Le tribunal judiciaire de Paris a condamné en référé la plateforme de partage d'abonnements Spliiit, le 15 avril 2026, à la demande de la LFP. Une violation des CGU de Ligue 1+ et la contrefaçon de marque ont été retenues.

Le partage des comptes Ligue1+ sur Spliiit, c'est terminé, dit la justice. © Alexandre Boero / Clubic
Le partage des comptes Ligue1+ sur Spliiit, c'est terminé, dit la justice. © Alexandre Boero / Clubic

C'est une décision qui fait presque l'effet d'un carton rouge pour le co-abonnement en France. Le 15 avril 2026, le tribunal judiciaire de Paris a condamné Spliiit, la plateforme spécialisée dans le partage d'abonnements numériques, après une action en référé engagée par la Ligue de football professionnel (LFP). Le juge, apprend-on ce vendredi, a reconnu deux griefs distincts avec la violation des conditions générales d'utilisation de Ligue 1+ d'un côté, et la contrefaçon de la marque éponyme de l'autre. Spliiit va devoir retirer Ligue1+ de son service.

LFP contre Spliiit, la condamnation en référé pour co-abonnement Ligue 1+ expliquée

Pour comprendre ce qui se passe et pourquoi la LFP est allée jusqu'en justice, il faut rappeler que Spliiit est une plateforme française qui permet de mutualiser le coût d'abonnements numériques payants (Netflix, Spotify, Disney+), ou encore, en l'occurrence, Ligue 1+. Un abonné crée un groupe, d'autres le rejoignent, chacun ne règle qu'une fraction du tarif total. C'est économique sur le papier, mais si risqué juridiquement, comme la suite va le montrer.

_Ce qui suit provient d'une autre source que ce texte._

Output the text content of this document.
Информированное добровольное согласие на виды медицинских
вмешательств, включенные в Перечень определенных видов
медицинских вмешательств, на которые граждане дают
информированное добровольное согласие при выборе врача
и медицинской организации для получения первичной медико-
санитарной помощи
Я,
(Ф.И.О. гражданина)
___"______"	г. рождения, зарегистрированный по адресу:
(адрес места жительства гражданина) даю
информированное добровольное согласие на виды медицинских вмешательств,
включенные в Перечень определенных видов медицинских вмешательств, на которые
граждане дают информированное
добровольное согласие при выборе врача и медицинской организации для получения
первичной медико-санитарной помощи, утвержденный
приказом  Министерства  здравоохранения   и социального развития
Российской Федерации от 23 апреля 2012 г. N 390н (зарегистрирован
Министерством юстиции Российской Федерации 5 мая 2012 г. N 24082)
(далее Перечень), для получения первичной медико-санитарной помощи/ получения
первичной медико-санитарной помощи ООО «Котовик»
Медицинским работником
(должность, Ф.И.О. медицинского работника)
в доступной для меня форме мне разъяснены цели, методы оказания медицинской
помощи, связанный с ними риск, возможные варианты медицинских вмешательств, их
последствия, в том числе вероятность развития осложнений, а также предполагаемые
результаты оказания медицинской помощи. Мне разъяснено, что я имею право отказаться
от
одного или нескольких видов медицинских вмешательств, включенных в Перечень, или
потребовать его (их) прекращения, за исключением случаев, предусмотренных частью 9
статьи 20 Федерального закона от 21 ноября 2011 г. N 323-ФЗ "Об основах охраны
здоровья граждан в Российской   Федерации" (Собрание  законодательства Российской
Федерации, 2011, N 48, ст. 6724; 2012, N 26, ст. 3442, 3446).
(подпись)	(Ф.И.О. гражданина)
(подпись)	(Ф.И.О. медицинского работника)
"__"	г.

Car c'est là que la LFP a trouvé la faille. Les conditions d'utilisation de Ligue 1+ nous disent que partager son abonnement avec quelqu'un qui ne vit pas sous le même toit, via une plateforme externe, est strictement interdit. Spliiit ne se contentait pas de rendre ce partage possible mais assurait à ses utilisateurs que la démarche était parfaitement légale. Pour le juge, il s'agissait d'un argument trompeur.

Le tribunal a en effet estimé que Spliiit ne jouait pas un rôle neutre dans l'affaire. En organisant et en cautionnant ces partages, la plateforme s'est rendue « complice de la violation de ces obligations contractuelles », causant un préjudice commercial direct à Ligue 1+. Ce n'est pas l'utilisateur qui partage son compte qui est visé ici, c'est bien Spliiit elle-même, qui a facilité et encouragé une pratique pourtant interdite, aux yeux de la LFP.

Ce que la condamnation de Spliiit pourrait changer pour le co-abonnement

Au-delà des CGU, le juge a retenu un second grief, peut-être plus étonnant. En affichant le nom « LIGUE 1+ » sur sa plateforme pour attirer des utilisateurs, Spliiit a utilisé une marque déposée sans autorisation. C'est ce qu'on appelle une contrefaçon de marque, une atteinte aux droits de propriété intellectuelle, indépendante de toute question d'abonnement, et qui constitue une faute juridique à part entière.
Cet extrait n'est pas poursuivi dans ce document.